Ewo wiosną, latem nigdy się nie nudzę, często nie mam czasu usiąść, a jak klapnę na chwilkę to i tak patrzę w stronę rabatek, a jak coś na nich nieporządanego zobaczę to od razu wstaję i idę z odsieczą na chwasty

W tym roku nie wszystko mi wyszło tak jakbym oczekiwała.
Marysiu jak śniegi zejdą, ale kiedy to będzie jest dużą zagadką. Proszę pamiętaj i odważnie mi przypomnij w odpowiednim czasie.
Całą zimę tak nie śnieżyło jak ostatnio, masakra.
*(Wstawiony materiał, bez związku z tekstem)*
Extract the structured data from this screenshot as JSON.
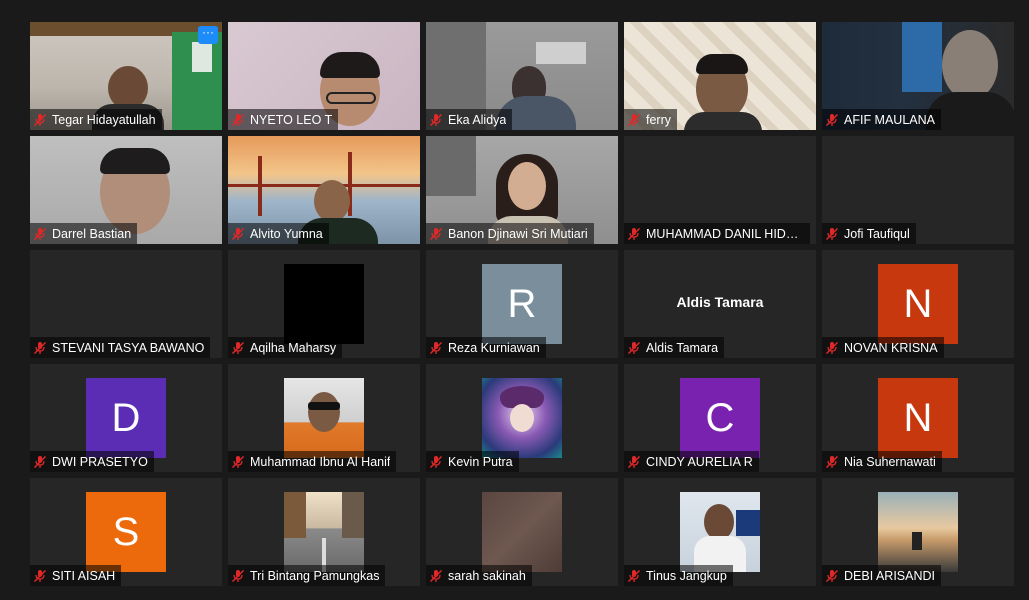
{
  "participants": [
    {
      "name": "Tegar Hidayatullah"
    },
    {
      "name": "NYETO LEO T"
    },
    {
      "name": "Eka Alidya"
    },
    {
      "name": "ferry"
    },
    {
      "name": "AFIF MAULANA"
    },
    {
      "name": "Darrel Bastian"
    },
    {
      "name": "Alvito Yumna"
    },
    {
      "name": "Banon Djinawi Sri Mutiari"
    },
    {
      "name": "MUHAMMAD DANIL HIDAY..."
    },
    {
      "name": "Jofi Taufiqul"
    },
    {
      "name": "STEVANI TASYA BAWANO"
    },
    {
      "name": "Aqilha Maharsy"
    },
    {
      "name": "Reza Kurniawan",
      "avatar_letter": "R",
      "avatar_color": "#7a8f9b"
    },
    {
      "name": "Aldis Tamara",
      "center_text": "Aldis Tamara"
    },
    {
      "name": "NOVAN KRISNA",
      "avatar_letter": "N",
      "avatar_color": "#c8380f"
    },
    {
      "name": "DWI PRASETYO",
      "avatar_letter": "D",
      "avatar_color": "#5a2db4"
    },
    {
      "name": "Muhammad Ibnu Al Hanif"
    },
    {
      "name": "Kevin Putra"
    },
    {
      "name": "CINDY AURELIA R",
      "avatar_letter": "C",
      "avatar_color": "#7a22b0"
    },
    {
      "name": "Nia Suhernawati",
      "avatar_letter": "N",
      "avatar_color": "#c8380f"
    },
    {
      "name": "SITI AISAH",
      "avatar_letter": "S",
      "avatar_color": "#ec6a0c"
    },
    {
      "name": "Tri Bintang Pamungkas"
    },
    {
      "name": "sarah sakinah"
    },
    {
      "name": "Tinus Jangkup"
    },
    {
      "name": "DEBI ARISANDI"
    }
  ],
  "more_button": {
    "icon": "ellipsis-icon",
    "glyph": "···"
  },
  "colors": {
    "background": "#1a1a1a",
    "tile": "#262626",
    "muted_mic": "#e02828",
    "accent": "#1d8cf8"
  }
}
Przecież ja zawsze 10 kwietnia wszystko siałam, ziemniaki sadziłam. Ale pamiętam też lata uprawy działki w Twoich rejonach tam dopiero zaczynaliśmy cokolwiek robić 1 maja.
Grażynko tak trochę jestem delikatnie przekręcona

gdybym robiła sadzonki tylko sobie, byłoby dużo.... mniej, a ja jak zawsze charytatywnie. A wiesz ilu przyjaciół mam jak wszystko zaczyna owocować. Mąż jak wyjeżdża zawsze zabiera ze sobą większą ilość pomidorków i nie tylko, jego koledzy czekają na wyżerkę, nie mogą się nachwalić smaków. A ja na nich chcę eksperymentować, które pomidory wg nich są najsmaczniejsze.
Wiesz jak ten pokój ciężko ochronić przed inwazją moich kotek, jedna tylko siedzi pod drzwiami, chwila nieuwagi i myk do pokoju buszuje wśród doniczek.
O zimie nie będę pisała, szkoda zdrowia.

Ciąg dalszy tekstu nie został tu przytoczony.